Judgment under consideration

Judgment: “Wedge, the AI-native competitor that just announced a free tier, is not a real threat to our self-serve launch - they will run out of funding before they convert enough free users to matter, so we should proceed with our launch plan unchanged.”
Original confidence: High (the exec team put it around 80%).
Why an unknowns audit fits here: This is a one-off competitive read built from a thin, coherent slice of evidence - one funding rumor, a slick launch page, and the team’s prior that AI-native startups burn fast. There is no clean reference class for “will THIS specific competitor’s free tier beat ours,” the call is consequential (it sets whether Northwind’s launch plan changes), and the 80% feels driven as much by a tidy story as by evidence actually held. Classic omission-neglect setup.

Wall check (confirmed before building the ledger)

No genuine reference class exists - “this named competitor’s free-tier outcome” is a single case, not a base-rate class. (A reference-class read of “free-tier B2B startups that survive 24 months” would be a useful SEPARATE input, but it does not answer the specific threat read.)
Not an interval-width task - this is a discrete competitive judgment, not a numeric estimate with a stated range.
The unknowns are NOT all cheap to resolve - some (Wedge’s runway, their conversion curve) are partly obtainable; the decisive ones are not.
The judge is plausibly OVERconfident, not underconfident - 80% on a story-driven read is the target case.
Consequential and not trivially reversible - changing or not changing the launch plan is a real bet.

The unknowns

The relevant variables that bear on the “Wedge is not a real threat” judgment but are not in hand.

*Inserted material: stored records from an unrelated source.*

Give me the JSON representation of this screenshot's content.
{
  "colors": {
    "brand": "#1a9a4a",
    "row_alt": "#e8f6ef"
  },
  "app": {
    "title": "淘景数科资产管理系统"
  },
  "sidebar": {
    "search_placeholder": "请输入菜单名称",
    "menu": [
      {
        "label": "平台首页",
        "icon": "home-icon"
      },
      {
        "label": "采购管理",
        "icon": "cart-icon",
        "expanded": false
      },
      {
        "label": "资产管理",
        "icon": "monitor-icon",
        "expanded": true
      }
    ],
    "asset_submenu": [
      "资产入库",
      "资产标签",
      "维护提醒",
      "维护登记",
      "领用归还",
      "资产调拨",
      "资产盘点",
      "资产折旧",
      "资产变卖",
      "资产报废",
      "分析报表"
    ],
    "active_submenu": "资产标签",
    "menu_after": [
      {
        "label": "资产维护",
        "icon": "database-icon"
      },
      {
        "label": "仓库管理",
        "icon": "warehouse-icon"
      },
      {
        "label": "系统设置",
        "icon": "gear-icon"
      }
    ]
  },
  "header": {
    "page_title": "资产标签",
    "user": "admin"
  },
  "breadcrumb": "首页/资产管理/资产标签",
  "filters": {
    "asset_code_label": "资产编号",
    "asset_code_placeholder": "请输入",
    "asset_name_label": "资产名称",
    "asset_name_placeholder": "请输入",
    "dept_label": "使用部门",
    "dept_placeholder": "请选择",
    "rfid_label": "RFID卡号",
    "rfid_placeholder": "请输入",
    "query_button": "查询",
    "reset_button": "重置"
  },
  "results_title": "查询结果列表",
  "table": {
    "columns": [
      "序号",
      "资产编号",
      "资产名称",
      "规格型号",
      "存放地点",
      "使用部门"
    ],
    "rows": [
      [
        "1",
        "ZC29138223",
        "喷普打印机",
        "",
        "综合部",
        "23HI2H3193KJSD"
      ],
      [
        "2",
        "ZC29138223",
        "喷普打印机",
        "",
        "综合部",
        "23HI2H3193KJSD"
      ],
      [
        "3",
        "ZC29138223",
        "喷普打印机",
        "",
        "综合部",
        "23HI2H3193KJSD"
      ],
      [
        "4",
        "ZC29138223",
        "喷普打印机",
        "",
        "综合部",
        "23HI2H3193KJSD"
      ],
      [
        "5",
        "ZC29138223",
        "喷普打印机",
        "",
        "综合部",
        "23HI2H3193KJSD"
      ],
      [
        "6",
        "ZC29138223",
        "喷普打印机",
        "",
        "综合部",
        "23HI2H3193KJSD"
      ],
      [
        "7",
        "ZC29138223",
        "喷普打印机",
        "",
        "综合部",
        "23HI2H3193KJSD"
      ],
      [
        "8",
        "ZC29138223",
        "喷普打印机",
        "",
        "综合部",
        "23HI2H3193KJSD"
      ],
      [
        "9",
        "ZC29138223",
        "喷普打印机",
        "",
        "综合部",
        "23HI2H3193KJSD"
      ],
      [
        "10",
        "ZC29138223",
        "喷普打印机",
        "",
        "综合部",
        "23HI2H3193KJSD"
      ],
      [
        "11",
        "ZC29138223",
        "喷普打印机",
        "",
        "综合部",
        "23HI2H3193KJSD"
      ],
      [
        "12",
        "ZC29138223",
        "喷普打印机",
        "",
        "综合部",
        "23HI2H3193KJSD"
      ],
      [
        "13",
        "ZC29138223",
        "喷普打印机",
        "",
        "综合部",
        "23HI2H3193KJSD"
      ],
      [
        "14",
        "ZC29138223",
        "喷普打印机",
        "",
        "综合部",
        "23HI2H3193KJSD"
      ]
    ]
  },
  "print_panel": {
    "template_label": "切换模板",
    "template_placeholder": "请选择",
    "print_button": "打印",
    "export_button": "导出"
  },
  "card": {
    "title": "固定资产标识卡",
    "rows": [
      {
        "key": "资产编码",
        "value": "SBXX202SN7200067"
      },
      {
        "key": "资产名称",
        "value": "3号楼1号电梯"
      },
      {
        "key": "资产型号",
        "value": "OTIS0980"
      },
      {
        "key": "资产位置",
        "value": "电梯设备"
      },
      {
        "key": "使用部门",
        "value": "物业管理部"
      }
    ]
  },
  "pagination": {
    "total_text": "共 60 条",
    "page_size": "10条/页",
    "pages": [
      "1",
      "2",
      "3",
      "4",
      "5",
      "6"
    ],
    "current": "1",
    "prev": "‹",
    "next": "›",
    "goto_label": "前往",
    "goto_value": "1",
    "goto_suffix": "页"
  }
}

Unknown variable	Bearing (how much it would move the call)	Obtainability (resolvable, at what cost / unobservable)	Resolve before committing?
Wedge’s actual runway and burn rate	High - the entire judgment rests on “they run out of funding first”	Partly resolvable - approximate via headcount, recent raise filings, hiring pace; exact numbers are private	Yes - this is the load-bearing assumption and it is partly knowable
Wedge’s free-to-paid conversion rate and activation curve	High - a high conversion rate flips “won’t convert enough to matter”	Mostly unobservable - private; only inferable later from public traction signals	No (cannot resolve now) - becomes an irreducible unknown the confidence must absorb
Whether Wedge’s AI-native product does a job our workflow does NOT	High - if it solves a different, larger job, funding math is the wrong lens entirely	Resolvable - hands-on trial of their free tier, win/loss notes, customer interviews	Yes - cheap and decisive
Our own free-tier conversion rate at launch (unlaunched, so unknown)	High - “they won’t convert enough” implicitly assumes WE will; we have no data either	Resolvable only by launching or by a small pilot; not knowable pre-launch	Partial - run a limited pilot rather than assume
Whether a well-funded incumbent backs or acquires Wedge	High - removes the funding constraint the whole read depends on	Unobservable - depends on third-party intent	No - irreducible
Switching costs and lock-in for buyers choosing between us and Wedge	Medium - shapes how fast either free tier compounds	Resolvable - customer and prospect interviews	Yes - feeds the read and is cheap
Wedge’s geographic / segment focus vs ours	Medium - they may not contest our core segment at all	Resolvable - their site, job posts, customer logos	Yes - cheap
Macro funding climate over the next 12 months	Low-medium - shifts the base rate of “startups run out of money”	Partly resolvable - public market signals; coarse	No - too coarse to move this specific read

Resolve-before-committing list (high bearing AND resolvable): (1) Triangulate Wedge’s runway from headcount, filings, and hiring pace; (2) actually trial Wedge’s free tier and run win/loss interviews to learn whether it does a DIFFERENT job; (3) run a limited free-tier pilot of our own to get a real conversion signal rather than assuming one; (4) interview prospects on switching costs and segment overlap. These four are obtainable in days-to-weeks and each could move the call.
Irreducible unknowns (high bearing but unobservable): Wedge’s private conversion curve, and whether a deep-pocketed incumbent backs or buys them. No amount of work closes these now; they are the uncertainty the confidence has to honestly carry.

Re-rated confidence

Re-rated confidence: Medium - roughly 50-55%, pending the four resolve-first items.
Delta from original: Down from ~80% to ~50-55% (a large drop).
Reason the delta is this size: The original 80% rested almost entirely on ONE unknown treated as known - “they will run out of funding first” - while three other high-bearing variables (whether Wedge does a different job, what their conversion curve is, what OUR conversion will actually be) were never in the frame at all. The drop is large precisely because so much of the confidence was the comfort of a coherent story rather than evidence held. Note the selectivity: the parts of the read that ARE well-grounded (Northwind’s existing distribution and brand in its core segment) are not discounted - the audit cuts the confidence that came from omission, not the confidence that came from evidence. If the four resolve-first items come back favorable, confidence can rise again on a firmer basis; if they come back unfavorable, the launch plan should change, which is exactly the decision this ledger protects.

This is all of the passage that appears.